Don't mistake me. I don't mean to be a piss ant. It's just that I think that we in the "equity party" have got to get serious. To that end, and in case it helps, here's a link to a little report -- it sports the snappy tile of A Brief, Adequacy and Equity-Based Evaluation of Some Prominent Climate Policy Frameworks and Proposals -- that EcoEquity just wrote for the Heinrich Boell Foundation in Berlin. HBF, in case you don't know, is the major German Green foundation and has supporters of C&C on its staff.
In this report, we briefly consider six approaches to a post-Kyoto climate regime, all of which claim to be fair. We evaluate each of them on its own terms, and also in terms of its ability, or potential ability, to deliver the all-important quality that we call "developmental equity."
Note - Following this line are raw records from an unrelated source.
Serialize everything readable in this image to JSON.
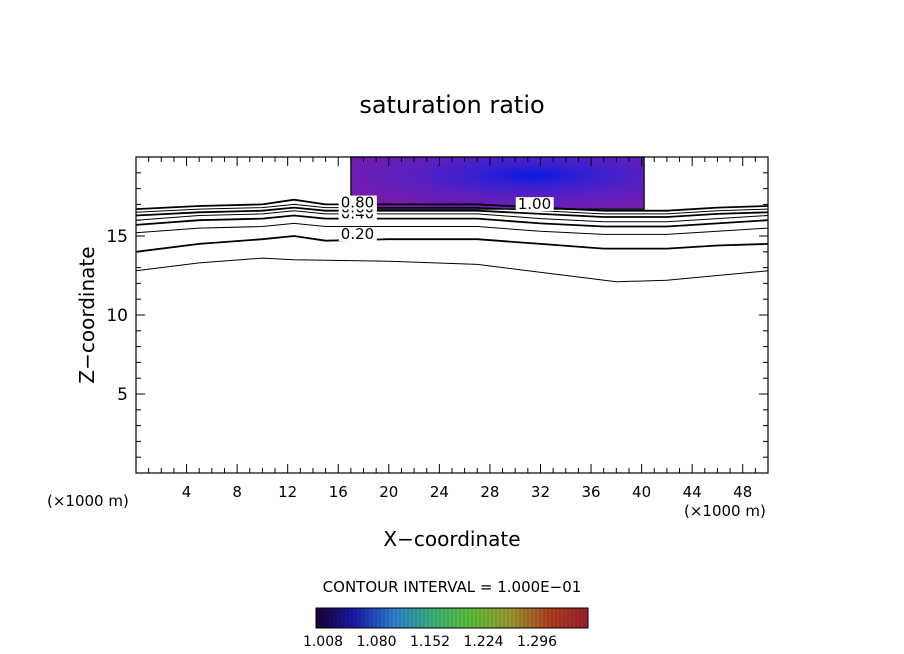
{
  "chart_data": {
    "type": "contour",
    "title": "saturation ratio",
    "xlabel": "X−coordinate",
    "ylabel": "Z−coordinate",
    "x_unit_left": "(×1000 m)",
    "x_unit_right": "(×1000 m)",
    "xlim": [
      0,
      50
    ],
    "ylim": [
      0,
      20
    ],
    "x_ticks": [
      4,
      8,
      12,
      16,
      20,
      24,
      28,
      32,
      36,
      40,
      44,
      48
    ],
    "y_ticks": [
      5,
      10,
      15
    ],
    "contour_interval_text": "CONTOUR INTERVAL = 1.000E−01",
    "contour_labels": [
      {
        "text": "0.20",
        "x": 16.2,
        "y": 14.8
      },
      {
        "text": "0.40",
        "x": 16.2,
        "y": 16.1
      },
      {
        "text": "0.60",
        "x": 16.2,
        "y": 16.5
      },
      {
        "text": "0.80",
        "x": 16.2,
        "y": 16.8
      },
      {
        "text": "1.00",
        "x": 30.2,
        "y": 16.7
      }
    ],
    "contour_lines": [
      {
        "level": 0.1,
        "points": [
          [
            0,
            12.8
          ],
          [
            5,
            13.3
          ],
          [
            10,
            13.6
          ],
          [
            12.5,
            13.5
          ],
          [
            20,
            13.4
          ],
          [
            27,
            13.2
          ],
          [
            33,
            12.6
          ],
          [
            38,
            12.1
          ],
          [
            42,
            12.2
          ],
          [
            46,
            12.5
          ],
          [
            50,
            12.8
          ]
        ]
      },
      {
        "level": 0.2,
        "points": [
          [
            0,
            14.0
          ],
          [
            5,
            14.5
          ],
          [
            10,
            14.8
          ],
          [
            12.5,
            15.0
          ],
          [
            15,
            14.7
          ],
          [
            20,
            14.8
          ],
          [
            27,
            14.8
          ],
          [
            32,
            14.5
          ],
          [
            37,
            14.2
          ],
          [
            42,
            14.2
          ],
          [
            46,
            14.4
          ],
          [
            50,
            14.5
          ]
        ]
      },
      {
        "level": 0.3,
        "points": [
          [
            0,
            15.2
          ],
          [
            5,
            15.5
          ],
          [
            10,
            15.6
          ],
          [
            12.5,
            15.8
          ],
          [
            15,
            15.6
          ],
          [
            20,
            15.6
          ],
          [
            27,
            15.6
          ],
          [
            32,
            15.3
          ],
          [
            37,
            15.1
          ],
          [
            42,
            15.1
          ],
          [
            46,
            15.3
          ],
          [
            50,
            15.5
          ]
        ]
      },
      {
        "level": 0.4,
        "points": [
          [
            0,
            15.7
          ],
          [
            5,
            16.0
          ],
          [
            10,
            16.1
          ],
          [
            12.5,
            16.3
          ],
          [
            15,
            16.1
          ],
          [
            20,
            16.1
          ],
          [
            27,
            16.1
          ],
          [
            32,
            15.8
          ],
          [
            37,
            15.6
          ],
          [
            42,
            15.6
          ],
          [
            46,
            15.8
          ],
          [
            50,
            16.0
          ]
        ]
      },
      {
        "level": 0.5,
        "points": [
          [
            0,
            16.0
          ],
          [
            5,
            16.3
          ],
          [
            10,
            16.4
          ],
          [
            12.5,
            16.6
          ],
          [
            15,
            16.4
          ],
          [
            20,
            16.4
          ],
          [
            27,
            16.4
          ],
          [
            32,
            16.1
          ],
          [
            37,
            15.9
          ],
          [
            42,
            15.9
          ],
          [
            46,
            16.1
          ],
          [
            50,
            16.3
          ]
        ]
      },
      {
        "level": 0.6,
        "points": [
          [
            0,
            16.3
          ],
          [
            5,
            16.5
          ],
          [
            10,
            16.6
          ],
          [
            12.5,
            16.8
          ],
          [
            15,
            16.6
          ],
          [
            20,
            16.6
          ],
          [
            27,
            16.6
          ],
          [
            32,
            16.4
          ],
          [
            37,
            16.2
          ],
          [
            42,
            16.2
          ],
          [
            46,
            16.4
          ],
          [
            50,
            16.5
          ]
        ]
      },
      {
        "level": 0.7,
        "points": [
          [
            0,
            16.5
          ],
          [
            5,
            16.7
          ],
          [
            10,
            16.8
          ],
          [
            12.5,
            17.0
          ],
          [
            15,
            16.8
          ],
          [
            20,
            16.8
          ],
          [
            27,
            16.8
          ],
          [
            32,
            16.6
          ],
          [
            37,
            16.4
          ],
          [
            42,
            16.4
          ],
          [
            46,
            16.6
          ],
          [
            50,
            16.7
          ]
        ]
      },
      {
        "level": 0.8,
        "points": [
          [
            0,
            16.7
          ],
          [
            5,
            16.9
          ],
          [
            10,
            17.0
          ],
          [
            12.5,
            17.3
          ],
          [
            15,
            17.0
          ],
          [
            20,
            17.0
          ],
          [
            27,
            17.0
          ],
          [
            32,
            16.8
          ],
          [
            37,
            16.6
          ],
          [
            42,
            16.6
          ],
          [
            46,
            16.8
          ],
          [
            50,
            16.9
          ]
        ]
      }
    ],
    "shaded_region": {
      "x0": 17.0,
      "x1": 40.2,
      "y0": 16.7,
      "y1": 20.0
    },
    "colorbar": {
      "tick_labels": [
        "1.008",
        "1.080",
        "1.152",
        "1.224",
        "1.296"
      ],
      "colors": [
        "#1a0033",
        "#1a1aaa",
        "#2f7fd0",
        "#3ab37a",
        "#5fbf3a",
        "#9a9a30",
        "#b04020",
        "#9a2030"
      ]
    }
  }
}
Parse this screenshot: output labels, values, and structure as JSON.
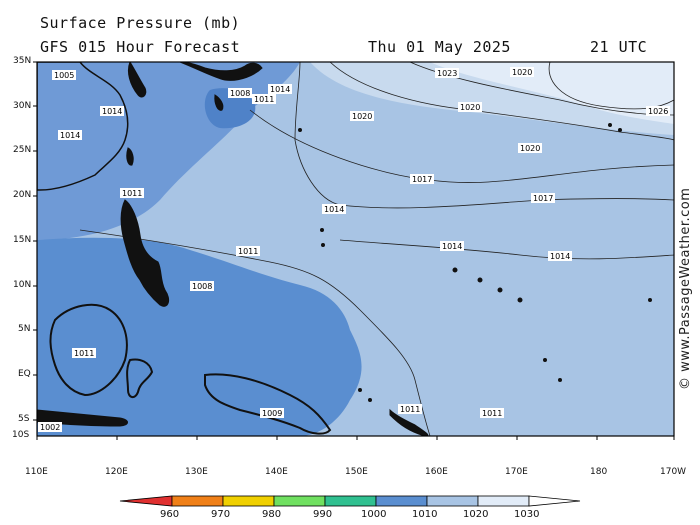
{
  "header": {
    "title": "Surface Pressure (mb)",
    "subtitle": "GFS 015 Hour Forecast",
    "date": "Thu 01 May 2025",
    "time": "21 UTC"
  },
  "axes": {
    "lat_labels": [
      "35N",
      "30N",
      "25N",
      "20N",
      "15N",
      "10N",
      "5N",
      "EQ",
      "5S",
      "10S"
    ],
    "lon_labels": [
      "110E",
      "120E",
      "130E",
      "140E",
      "150E",
      "160E",
      "170E",
      "180",
      "170W"
    ]
  },
  "contour_labels": [
    "1005",
    "1008",
    "1011",
    "1014",
    "1017",
    "1020",
    "1023",
    "1026",
    "1009",
    "1002"
  ],
  "legend": {
    "labels": [
      "960",
      "970",
      "980",
      "990",
      "1000",
      "1010",
      "1020",
      "1030"
    ],
    "colors": [
      "#e03030",
      "#f08018",
      "#f0d000",
      "#70e060",
      "#30c090",
      "#5a8ed0",
      "#a8c4e4",
      "#e2ecf8"
    ]
  },
  "credit": "© www.PassageWeather.com",
  "colors": {
    "low_pressure": "#5a8ed0",
    "mid_pressure": "#a8c4e4",
    "high_pressure": "#e2ecf8",
    "land": "#111111"
  }
}
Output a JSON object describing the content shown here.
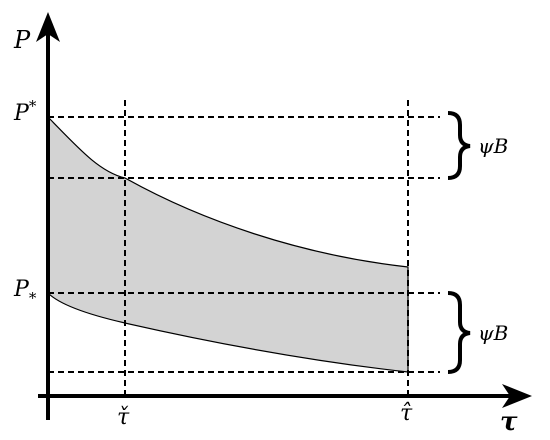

We say "frameworks and proposals" because one of our six, the Climate Action Network's "Viable Framework for Preventing Dangerous Climate Change," is too general to be a taken as a proposal. In fact, two of the others, the South-North Dialogue's "Equity in the Greenhouse" proposal and our own "Greenhouse Development Rights," can be considered as attempts to flesh out the CAN framework.
In any case, these six (the others include "Contraction and Convergence" and the Vatttenfall Proposal, which is notable because it was just made by a major European utility) were chosen because they all have something of a political profile, and, of course, because they all claim to be based on explicit equity principles. In this they're notably different from most other approaches now in play and under development, and considering them as a group turns out be instructive.
And, yes, one of the six is our own Greenhouse Development Rights, but we think that you'll find that, in evaluating it, we've been fair. I hope that you'll also appreciate the we've tried to be fair to C&C.